Il nuovo vertice è stato presentato dal sindaco Franco Ianeselli, che ha sottolineato il ruolo importante della polizia locale nel contesto urbano: “Si tratta di una polizia di prossimità, vicina alle persone, una polizia che oggi ha una pluralità di compiti, dalla sicurezza ai grandi eventi alla sicurezza stradale, da non dimenticare perché da noi i morti da noi sono soprattutto quelli degli incidenti. La polizia locale poi in questa fase è quella che può accorgersi di quel fenomeno nascosto costituito dai prestiti troppo facili agli esercenti in difficoltà: solo chi sta sul territorio e parla con le persone è in grado di vedere i tentativi di infiltrazione nel tessuto economico di una criminalità che si presenta non con la coppola, ma in giacca e cravatta.
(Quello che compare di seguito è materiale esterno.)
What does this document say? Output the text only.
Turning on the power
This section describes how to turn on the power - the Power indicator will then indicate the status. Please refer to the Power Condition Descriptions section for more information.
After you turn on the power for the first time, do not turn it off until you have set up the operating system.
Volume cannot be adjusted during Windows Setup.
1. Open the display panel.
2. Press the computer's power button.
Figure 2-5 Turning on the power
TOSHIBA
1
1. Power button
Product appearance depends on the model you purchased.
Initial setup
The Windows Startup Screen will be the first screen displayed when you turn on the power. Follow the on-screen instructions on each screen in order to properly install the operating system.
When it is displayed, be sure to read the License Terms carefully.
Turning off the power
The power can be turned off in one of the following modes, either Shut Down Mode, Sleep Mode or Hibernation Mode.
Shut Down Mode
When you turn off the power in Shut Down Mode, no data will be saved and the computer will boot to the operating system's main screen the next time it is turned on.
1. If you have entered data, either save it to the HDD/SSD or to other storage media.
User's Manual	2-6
Certo, è importante poter contare su un numero di agenti adeguato a una città capoluogo con 16 mila studenti universitari”.

Il neo comandante Sattin ha definito l’incarico “un grande onore” e ha dichiarato di essere “consapevole di aver ereditato un patrimonio di storia e professionalità”. Ha poi aggiunto: “Sono riconoscente all’Amministrazione comunale per avermi affiancato un vicecomandante con qualità notevoli e con un’esperienza importante maturata in una città turistica, ricca di grandi eventi. Anche Trento si trova ad organizzarne sempre più spesso: pensiamo solo agli Europei di ciclismo di settembre”. Infatti il vicecomandante Adami arriva a Trento a Lignano Sabbiadoro, città in cui ha guidato la polizia locale e ha gestito grandi concerti come quelli di Vasco Rossi o di Jovanotti. “Sono nato in Alto Adige, ma sono trentino – si è presentato il nuovo vicecomandante Adami – Ho iniziato la mia carriera a Pinzolo, poi a Riva, infine a Lignano, che d’inverno a 5 mila abitanti, d’estate arriva a 250 mila. Trento naturalmente è diversa e per Trento assicuro il mio massimo impegno”.